実敦さんのことを忘れていたって、思い出してくれなくたって。
もう一度。
何度でも結び直せばいい。
ガルツだってそうするつもり。
だって、
源永さんの魅力に夢中にならないはずないもの。
22時。
「源永さん、そろそろお暇しますわ」
「そうね。ありがとう。
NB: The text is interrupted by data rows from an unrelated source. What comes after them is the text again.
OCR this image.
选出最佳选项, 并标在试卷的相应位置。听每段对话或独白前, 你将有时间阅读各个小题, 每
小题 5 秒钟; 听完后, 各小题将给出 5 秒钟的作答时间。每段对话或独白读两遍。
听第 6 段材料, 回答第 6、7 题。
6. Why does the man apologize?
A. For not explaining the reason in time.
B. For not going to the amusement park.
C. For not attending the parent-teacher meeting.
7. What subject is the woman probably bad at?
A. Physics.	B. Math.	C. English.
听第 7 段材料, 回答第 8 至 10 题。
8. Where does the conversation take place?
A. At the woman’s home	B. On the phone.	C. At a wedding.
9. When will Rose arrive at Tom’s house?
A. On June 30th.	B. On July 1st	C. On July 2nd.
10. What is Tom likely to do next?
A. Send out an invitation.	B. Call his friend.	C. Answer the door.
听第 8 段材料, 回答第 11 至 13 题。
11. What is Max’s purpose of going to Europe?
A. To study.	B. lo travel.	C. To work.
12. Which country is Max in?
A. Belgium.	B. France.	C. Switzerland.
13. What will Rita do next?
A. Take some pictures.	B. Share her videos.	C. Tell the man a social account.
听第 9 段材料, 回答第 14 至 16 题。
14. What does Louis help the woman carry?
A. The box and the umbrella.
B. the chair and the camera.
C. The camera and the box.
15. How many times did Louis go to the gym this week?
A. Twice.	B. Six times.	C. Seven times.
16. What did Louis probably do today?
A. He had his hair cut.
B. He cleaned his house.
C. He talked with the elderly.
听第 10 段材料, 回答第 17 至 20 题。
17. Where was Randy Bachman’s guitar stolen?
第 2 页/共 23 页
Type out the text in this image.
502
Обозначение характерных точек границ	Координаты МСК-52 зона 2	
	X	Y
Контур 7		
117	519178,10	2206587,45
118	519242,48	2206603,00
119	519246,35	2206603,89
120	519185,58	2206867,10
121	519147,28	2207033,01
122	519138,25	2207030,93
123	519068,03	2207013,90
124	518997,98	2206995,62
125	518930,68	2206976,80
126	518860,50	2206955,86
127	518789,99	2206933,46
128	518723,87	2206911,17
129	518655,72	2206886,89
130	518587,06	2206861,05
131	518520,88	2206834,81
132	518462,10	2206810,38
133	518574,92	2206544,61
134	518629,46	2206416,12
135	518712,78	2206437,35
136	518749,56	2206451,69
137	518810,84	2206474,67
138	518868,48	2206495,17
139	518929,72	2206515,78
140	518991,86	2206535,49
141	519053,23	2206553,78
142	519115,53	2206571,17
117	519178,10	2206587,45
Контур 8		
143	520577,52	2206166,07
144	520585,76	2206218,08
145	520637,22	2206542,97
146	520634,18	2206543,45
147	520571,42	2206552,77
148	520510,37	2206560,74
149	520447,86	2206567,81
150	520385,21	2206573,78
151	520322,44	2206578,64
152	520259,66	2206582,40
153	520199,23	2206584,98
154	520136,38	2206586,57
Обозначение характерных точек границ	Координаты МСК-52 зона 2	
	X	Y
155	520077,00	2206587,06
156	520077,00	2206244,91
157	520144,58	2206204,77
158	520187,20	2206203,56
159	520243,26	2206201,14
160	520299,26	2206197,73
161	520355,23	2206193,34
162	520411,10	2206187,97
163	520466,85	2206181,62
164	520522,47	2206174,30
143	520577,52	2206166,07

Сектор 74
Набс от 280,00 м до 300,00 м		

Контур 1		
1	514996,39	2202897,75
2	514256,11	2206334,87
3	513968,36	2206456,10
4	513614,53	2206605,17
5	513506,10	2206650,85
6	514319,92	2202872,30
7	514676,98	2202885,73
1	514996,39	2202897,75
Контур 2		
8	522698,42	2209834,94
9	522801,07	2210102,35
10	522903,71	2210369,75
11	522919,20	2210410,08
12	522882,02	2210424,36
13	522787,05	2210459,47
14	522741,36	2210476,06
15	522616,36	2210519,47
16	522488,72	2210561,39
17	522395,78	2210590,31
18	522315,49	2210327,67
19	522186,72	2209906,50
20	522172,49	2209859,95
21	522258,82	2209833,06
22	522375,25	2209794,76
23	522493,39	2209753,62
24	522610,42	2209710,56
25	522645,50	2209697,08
来てくれて」源永さんが満面の笑顔で見送ってくれた。
だから、まさか。
あんなことになるなんて。
思いもよらなかった。
こんなことなら源永さんのところに泊まるべきだった。
3
有珠穂が帰ってからお風呂に入った。
夏でも湯船に入りたいので半身浴でゆっくりする。
まだ実感はない。
私に息子がいるなんて。
父さんはそのことを言いたかったんだ。
私以外は全員知ってたんだ。
実敦。
唱えても全然遠い国の言語のよう。
だからきっと父さんが名付けた。
私の代わりに。
私の代わりに育ててくれた。
15歳って言ったらもう自分のことは自分でできる。
鎌倉支部の支部長も務めてるって。
父さんや私がやってたなんでも屋さんのことだろう。
噂も聞こえてきているんだろうか。
役に立っているんだろうか。
明日会いに行ったらわかるだろうか。
でも。
あの男って誰?
思い出しちゃいけない。
そっちはただの深い黒い闇。
決して開けちゃいけない箱。
ちょっとだけ。
ちょっとだけなら。
だって、
私にも知る権利くらい。
駄目だ。
引き返せ。
この先は。
知らない。
知らないほうがずっと怖い。
教えて。
その真っ黒に塗り潰された顔の下は。
ああ、
黒い。
黒と黒と黒が。
溢れてきて。
止まらない。
溺れる。
息ができない。
遠くで。
住職の声がした。
「助けてあげよう。ただし、私の役に立ってもらえるかな」
そこで意識が黒で塗りつぶされたから私がなんて返事したのかはわからない。